Below is a sketch from a meeting about saving the Greensward. Again. I can't believe we're in round 43 of this. We met outside at the gorgeous old Memphis Heritage building, and I sketched it waiting for everyone to show up. I'd biked over and left extra time, not knowing exactly how long that would take. A sketchbook is always a good companion.

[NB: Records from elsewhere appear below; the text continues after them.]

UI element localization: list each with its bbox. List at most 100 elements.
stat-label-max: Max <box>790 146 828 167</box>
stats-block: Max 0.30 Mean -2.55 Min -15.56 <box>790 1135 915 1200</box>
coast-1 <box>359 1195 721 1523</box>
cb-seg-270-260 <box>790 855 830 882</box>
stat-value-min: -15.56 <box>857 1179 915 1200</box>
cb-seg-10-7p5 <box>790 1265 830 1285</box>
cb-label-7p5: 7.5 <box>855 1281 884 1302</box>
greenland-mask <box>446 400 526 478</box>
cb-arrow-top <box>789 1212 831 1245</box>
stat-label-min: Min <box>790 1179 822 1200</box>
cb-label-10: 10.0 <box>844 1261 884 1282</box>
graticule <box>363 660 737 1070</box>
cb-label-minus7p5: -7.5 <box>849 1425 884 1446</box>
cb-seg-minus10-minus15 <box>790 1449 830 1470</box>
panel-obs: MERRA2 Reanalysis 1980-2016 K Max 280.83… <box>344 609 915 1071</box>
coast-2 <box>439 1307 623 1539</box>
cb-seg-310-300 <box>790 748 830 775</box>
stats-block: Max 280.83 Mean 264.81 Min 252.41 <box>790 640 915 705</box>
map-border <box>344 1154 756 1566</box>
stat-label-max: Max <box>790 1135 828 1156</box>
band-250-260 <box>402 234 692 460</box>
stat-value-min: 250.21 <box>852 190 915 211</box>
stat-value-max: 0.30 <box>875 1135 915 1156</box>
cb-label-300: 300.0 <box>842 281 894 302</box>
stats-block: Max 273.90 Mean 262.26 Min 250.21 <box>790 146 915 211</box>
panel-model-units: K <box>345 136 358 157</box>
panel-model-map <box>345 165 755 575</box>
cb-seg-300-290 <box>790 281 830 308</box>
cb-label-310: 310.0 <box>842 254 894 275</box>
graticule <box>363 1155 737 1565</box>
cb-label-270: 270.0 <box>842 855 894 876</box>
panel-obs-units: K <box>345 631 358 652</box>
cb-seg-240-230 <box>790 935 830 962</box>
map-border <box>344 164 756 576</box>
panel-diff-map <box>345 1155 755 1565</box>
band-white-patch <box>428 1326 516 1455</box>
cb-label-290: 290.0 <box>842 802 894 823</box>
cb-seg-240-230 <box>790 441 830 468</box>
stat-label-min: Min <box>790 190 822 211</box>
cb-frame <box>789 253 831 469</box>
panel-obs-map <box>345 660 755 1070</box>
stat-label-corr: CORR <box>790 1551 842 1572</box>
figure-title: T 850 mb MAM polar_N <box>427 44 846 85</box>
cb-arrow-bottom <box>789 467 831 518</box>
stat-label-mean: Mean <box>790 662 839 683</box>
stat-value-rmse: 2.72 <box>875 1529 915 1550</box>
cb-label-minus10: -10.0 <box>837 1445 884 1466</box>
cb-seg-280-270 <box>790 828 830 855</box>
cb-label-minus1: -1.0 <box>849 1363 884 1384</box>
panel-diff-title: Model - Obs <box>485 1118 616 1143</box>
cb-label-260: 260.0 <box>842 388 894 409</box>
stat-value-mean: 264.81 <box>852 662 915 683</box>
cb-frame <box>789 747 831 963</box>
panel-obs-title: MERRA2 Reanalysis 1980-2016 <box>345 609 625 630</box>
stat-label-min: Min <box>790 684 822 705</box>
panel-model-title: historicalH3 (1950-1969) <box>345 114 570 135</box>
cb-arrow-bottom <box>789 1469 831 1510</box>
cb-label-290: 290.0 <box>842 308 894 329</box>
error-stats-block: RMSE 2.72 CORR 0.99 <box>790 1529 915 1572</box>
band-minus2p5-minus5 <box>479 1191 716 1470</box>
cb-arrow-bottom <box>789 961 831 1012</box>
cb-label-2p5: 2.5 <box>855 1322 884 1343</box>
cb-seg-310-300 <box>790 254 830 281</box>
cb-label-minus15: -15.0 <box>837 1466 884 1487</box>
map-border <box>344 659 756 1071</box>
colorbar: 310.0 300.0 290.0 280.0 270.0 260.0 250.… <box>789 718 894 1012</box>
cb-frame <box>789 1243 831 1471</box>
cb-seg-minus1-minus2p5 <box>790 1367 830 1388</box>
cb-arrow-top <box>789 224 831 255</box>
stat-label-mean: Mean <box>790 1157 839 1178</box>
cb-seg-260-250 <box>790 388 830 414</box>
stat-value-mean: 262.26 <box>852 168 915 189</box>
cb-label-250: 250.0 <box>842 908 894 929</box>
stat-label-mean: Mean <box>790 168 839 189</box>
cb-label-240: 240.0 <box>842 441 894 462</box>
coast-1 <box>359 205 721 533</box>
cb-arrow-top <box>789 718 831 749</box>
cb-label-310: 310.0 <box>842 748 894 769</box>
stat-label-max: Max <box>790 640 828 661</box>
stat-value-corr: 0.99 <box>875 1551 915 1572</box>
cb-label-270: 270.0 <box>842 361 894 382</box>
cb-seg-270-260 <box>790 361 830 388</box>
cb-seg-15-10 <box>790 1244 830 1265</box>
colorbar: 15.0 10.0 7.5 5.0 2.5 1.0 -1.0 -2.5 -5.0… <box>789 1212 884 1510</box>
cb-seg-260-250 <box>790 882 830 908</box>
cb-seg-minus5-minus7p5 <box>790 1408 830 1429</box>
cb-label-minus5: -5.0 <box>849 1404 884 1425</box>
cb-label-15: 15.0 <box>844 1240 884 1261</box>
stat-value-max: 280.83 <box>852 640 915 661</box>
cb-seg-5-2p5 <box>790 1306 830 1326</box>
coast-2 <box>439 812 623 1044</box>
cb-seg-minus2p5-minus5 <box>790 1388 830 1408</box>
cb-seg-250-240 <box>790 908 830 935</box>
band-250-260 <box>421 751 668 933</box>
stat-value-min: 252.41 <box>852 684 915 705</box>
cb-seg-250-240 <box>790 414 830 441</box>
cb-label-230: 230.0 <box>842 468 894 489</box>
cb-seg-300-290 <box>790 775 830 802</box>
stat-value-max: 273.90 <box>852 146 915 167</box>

It's been an exciting week around here. I worked on a graphic essay about the zoo's land grab for Overton Park's Greensward, the one huge, escape-from-the-city meadow, several years ago. Then the zoo and city backed off, despite the council having handed them several acres of it, and plan to raze about 85 trees and raise the parking lot up level with the meadow so everyone is staring at car bumpers instead of trees and sky. Then, in an underhanded Friday 5pm news dump, they announced they're going ahead with construction anyway. So I updated this essay and sent it off to a couple of publications. They're both in the same publishing family and BOTH decided to use it. I was delighted. You can read the full essay at Memphis Magazine or the Memphis Flyer (our weekly paper).
I'm sad for the reason but delighted to see this essay in print. It was the first graphic essay I had worked on, and I really love the story telling mix of paint and text.
Martha Kelly is an artist and illustrator who lives and works in Memphis, Tennessee.